Of course, a lottery pick can change
everything a lot, and despite Dumars' deservedly maligned rep as an evaluator of amateur talent, there's enough depth at the top of this year's draft to think (hope?) he won't try to outsmart himself. And, to be fair, I'd be remiss not to point out that Jerebko, the lone feather in Dumars' cap over the last couple of seasons, seems to be picking up steam rather than hitting a rookie wall. In nearly 34 minutes against the Knicks, he scored 15 points with 13 boards, his second straight double-double in March after earning Rookie of the Month honors in February. But even as moral victories go, everybody's favorite Swede is but a minor salve for the raging disappointment that surrounds this season of suck.
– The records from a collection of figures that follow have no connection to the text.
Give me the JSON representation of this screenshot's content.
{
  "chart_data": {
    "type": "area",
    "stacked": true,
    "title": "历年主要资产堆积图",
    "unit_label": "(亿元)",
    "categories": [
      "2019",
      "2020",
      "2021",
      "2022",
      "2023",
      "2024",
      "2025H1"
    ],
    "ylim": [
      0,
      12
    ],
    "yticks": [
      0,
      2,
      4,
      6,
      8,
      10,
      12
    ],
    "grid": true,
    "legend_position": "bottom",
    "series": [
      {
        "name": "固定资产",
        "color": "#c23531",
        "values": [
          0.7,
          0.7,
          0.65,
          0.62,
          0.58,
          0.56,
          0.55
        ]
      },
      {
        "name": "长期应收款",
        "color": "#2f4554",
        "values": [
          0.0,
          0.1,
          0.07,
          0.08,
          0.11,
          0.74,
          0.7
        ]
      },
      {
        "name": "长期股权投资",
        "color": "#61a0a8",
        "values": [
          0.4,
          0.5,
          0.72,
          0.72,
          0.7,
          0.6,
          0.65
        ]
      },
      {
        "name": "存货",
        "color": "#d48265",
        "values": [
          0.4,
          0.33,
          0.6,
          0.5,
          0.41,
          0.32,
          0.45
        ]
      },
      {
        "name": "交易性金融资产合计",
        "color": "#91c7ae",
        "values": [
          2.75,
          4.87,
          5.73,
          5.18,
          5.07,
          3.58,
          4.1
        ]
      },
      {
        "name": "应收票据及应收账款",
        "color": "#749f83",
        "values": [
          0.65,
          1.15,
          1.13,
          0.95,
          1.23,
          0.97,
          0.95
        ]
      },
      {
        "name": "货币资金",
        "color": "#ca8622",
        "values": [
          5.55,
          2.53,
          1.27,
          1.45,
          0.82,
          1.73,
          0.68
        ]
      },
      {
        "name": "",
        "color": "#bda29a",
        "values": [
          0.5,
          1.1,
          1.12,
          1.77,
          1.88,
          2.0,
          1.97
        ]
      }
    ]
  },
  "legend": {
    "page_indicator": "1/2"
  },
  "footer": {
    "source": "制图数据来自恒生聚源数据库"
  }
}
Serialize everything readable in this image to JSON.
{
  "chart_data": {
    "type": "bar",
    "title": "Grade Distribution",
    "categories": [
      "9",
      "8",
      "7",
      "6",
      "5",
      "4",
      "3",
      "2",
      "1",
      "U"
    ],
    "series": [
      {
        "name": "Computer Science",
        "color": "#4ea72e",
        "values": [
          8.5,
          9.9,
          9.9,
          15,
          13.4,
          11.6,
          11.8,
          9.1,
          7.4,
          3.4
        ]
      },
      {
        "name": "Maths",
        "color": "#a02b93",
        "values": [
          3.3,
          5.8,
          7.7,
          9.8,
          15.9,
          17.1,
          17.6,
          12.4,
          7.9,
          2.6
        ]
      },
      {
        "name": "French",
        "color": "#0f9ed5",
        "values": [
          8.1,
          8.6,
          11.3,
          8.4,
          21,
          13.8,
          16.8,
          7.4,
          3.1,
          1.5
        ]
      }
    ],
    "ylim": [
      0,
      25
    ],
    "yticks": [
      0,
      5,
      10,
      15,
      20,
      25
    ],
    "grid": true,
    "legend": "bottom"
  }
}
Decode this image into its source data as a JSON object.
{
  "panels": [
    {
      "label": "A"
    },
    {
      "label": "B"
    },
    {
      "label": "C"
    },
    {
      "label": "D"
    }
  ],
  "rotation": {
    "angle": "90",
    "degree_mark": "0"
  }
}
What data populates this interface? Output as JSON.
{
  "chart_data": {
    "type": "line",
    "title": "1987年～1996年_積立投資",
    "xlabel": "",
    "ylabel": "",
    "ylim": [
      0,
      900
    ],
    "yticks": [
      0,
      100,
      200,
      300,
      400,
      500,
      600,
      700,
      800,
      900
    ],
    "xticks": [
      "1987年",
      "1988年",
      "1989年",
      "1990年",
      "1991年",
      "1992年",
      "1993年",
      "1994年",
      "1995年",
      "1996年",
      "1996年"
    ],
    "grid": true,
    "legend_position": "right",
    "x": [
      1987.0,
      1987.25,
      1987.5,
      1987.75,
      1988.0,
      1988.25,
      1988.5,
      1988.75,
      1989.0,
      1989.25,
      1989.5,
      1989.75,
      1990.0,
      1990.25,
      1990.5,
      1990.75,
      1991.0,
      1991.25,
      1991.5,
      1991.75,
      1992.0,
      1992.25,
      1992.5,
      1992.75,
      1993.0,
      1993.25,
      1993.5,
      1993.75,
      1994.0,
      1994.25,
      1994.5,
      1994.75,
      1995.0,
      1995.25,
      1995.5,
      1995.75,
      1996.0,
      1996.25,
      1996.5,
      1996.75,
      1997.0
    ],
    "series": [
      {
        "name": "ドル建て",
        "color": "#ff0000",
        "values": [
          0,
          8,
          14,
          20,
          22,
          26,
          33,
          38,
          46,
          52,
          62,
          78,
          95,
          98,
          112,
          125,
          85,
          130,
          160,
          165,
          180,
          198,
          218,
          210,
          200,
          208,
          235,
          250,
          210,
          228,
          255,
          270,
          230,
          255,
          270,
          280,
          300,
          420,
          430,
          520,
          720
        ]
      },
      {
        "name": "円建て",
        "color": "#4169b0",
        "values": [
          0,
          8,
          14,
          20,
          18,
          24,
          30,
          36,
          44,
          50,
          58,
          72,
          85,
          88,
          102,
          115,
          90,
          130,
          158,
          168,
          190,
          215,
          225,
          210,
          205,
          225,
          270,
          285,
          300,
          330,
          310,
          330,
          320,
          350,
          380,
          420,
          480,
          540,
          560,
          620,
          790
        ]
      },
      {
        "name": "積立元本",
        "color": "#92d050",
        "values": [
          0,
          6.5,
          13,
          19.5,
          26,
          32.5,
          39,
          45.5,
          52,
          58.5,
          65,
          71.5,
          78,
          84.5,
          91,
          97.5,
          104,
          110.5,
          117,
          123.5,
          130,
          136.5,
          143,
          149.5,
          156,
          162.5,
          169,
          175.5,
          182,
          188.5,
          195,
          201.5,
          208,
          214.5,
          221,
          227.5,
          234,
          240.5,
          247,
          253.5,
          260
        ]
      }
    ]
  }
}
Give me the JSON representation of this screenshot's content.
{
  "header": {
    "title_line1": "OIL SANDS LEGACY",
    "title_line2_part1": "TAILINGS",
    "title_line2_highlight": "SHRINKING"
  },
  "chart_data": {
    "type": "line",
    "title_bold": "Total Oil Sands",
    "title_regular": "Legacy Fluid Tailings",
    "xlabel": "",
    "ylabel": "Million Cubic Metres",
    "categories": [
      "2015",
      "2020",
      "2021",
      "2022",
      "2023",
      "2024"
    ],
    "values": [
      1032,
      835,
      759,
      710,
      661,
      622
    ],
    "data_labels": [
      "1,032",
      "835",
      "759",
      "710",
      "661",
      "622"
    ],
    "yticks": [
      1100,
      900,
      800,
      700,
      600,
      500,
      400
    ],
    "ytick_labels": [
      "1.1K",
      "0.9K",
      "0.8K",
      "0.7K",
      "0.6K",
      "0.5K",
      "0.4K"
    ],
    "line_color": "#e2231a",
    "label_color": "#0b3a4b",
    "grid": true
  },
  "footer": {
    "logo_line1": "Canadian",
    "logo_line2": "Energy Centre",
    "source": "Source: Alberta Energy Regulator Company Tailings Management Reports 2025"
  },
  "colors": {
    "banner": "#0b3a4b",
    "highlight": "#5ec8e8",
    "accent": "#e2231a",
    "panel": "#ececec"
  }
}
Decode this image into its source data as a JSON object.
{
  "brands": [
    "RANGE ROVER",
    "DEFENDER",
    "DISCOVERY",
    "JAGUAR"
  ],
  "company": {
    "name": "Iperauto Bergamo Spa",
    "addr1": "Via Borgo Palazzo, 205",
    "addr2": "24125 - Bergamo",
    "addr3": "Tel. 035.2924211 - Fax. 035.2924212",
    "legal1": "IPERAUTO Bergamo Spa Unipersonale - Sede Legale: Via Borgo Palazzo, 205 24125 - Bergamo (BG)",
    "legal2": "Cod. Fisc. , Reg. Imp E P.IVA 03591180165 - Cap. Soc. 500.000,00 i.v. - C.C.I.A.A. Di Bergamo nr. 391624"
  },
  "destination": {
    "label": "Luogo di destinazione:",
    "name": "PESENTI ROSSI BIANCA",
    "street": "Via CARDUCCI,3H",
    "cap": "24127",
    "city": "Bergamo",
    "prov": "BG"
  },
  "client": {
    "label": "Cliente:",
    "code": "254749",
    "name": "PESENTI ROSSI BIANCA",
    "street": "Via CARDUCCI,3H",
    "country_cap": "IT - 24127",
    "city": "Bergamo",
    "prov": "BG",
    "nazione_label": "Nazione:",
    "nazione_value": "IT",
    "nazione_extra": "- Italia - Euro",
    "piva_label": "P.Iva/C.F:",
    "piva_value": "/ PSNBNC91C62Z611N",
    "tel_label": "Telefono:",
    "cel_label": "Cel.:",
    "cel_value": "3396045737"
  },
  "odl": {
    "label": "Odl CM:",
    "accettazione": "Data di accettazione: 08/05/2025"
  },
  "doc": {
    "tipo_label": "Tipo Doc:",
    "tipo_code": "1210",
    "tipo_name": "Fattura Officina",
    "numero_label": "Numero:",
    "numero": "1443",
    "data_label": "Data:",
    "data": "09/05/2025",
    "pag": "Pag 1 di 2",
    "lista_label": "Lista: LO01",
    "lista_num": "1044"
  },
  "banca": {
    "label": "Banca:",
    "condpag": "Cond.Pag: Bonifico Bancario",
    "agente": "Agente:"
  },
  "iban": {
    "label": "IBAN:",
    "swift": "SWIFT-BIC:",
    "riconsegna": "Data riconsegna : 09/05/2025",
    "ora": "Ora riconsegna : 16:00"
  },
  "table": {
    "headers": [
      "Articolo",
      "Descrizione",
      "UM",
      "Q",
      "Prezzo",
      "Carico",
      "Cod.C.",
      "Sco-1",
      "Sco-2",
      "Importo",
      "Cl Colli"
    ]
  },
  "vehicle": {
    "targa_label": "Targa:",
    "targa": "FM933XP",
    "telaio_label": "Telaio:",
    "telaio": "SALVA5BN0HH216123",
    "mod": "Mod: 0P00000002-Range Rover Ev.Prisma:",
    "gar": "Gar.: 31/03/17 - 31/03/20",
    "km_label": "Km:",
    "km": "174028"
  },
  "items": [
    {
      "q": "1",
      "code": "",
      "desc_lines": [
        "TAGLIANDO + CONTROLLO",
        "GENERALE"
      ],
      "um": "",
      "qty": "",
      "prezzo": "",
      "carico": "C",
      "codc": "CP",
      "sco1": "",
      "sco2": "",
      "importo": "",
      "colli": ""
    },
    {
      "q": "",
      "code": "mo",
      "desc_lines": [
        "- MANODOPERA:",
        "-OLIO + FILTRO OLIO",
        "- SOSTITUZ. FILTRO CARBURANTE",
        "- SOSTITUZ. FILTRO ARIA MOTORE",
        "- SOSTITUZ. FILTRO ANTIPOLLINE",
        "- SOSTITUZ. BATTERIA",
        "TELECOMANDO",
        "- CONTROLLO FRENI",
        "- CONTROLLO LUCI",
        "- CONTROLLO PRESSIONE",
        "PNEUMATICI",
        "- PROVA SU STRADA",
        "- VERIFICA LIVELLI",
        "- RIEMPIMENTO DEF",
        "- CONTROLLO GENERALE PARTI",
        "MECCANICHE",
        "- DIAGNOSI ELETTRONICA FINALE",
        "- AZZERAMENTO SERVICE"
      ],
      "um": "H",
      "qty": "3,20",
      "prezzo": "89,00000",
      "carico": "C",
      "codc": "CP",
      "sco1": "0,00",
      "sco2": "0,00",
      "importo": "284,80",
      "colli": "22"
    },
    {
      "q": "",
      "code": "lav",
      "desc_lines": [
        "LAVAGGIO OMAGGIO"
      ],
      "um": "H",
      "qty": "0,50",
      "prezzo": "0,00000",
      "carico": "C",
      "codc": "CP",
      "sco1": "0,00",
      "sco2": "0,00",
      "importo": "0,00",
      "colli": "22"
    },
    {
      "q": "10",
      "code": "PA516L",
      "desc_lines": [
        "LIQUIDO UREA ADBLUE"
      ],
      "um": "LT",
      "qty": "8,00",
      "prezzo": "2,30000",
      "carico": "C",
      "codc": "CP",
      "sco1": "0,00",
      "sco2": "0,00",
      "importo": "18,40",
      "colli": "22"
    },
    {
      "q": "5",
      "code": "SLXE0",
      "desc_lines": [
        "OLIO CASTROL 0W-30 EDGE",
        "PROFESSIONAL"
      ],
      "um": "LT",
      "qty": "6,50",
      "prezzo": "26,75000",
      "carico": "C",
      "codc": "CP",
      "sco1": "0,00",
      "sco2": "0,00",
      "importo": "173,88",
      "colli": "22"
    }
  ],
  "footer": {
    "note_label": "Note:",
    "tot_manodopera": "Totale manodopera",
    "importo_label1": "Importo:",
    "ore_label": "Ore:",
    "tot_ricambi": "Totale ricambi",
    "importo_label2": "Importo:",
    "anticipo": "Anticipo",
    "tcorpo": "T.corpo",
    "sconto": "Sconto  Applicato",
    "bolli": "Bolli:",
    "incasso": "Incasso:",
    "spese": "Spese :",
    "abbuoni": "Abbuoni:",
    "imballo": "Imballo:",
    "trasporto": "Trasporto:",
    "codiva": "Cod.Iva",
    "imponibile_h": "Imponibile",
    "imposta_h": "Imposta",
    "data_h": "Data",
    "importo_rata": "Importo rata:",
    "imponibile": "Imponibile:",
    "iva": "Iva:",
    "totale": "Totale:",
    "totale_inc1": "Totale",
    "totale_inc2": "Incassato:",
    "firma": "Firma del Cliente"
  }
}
I don't admire what the Knicks have done the last couple of years, especially when you also take into account that sheer geography has allowed the franchise to remain among the league's most profitable while (recently) competitive franchises like Detroit are in the hands of a reluctant owner hoarding cash who may or may not render all of our fandom irrelevant by selling the team to an owner who moves it out of state. (Sad to say, but if Bill Davidson were still around, there's a very good chance Avery Johnson, Amir Johnson, Arron Afflalo, the entire Detroit Shock, Tom Wilson and numerous other behind-the-scenes employees who have either been pushed out or jumped ship over the several months would all be employed by Palace Sports & Entertainment. But I digress ...)
As painful as New York's on-court situation has been to watch, at least the Knicks' faithful have always had a future to remain fixated on, a clear-cut timetable for improvement, not to mention the knowledge that the team's ownership will spare no expense to seize the opportunity when it finally presents itself.
Pistons fans? We could only be so lucky.
There is no bright and shiny future; only blinding hindsight.
There is no plan; only ping-pong balls and teenagers.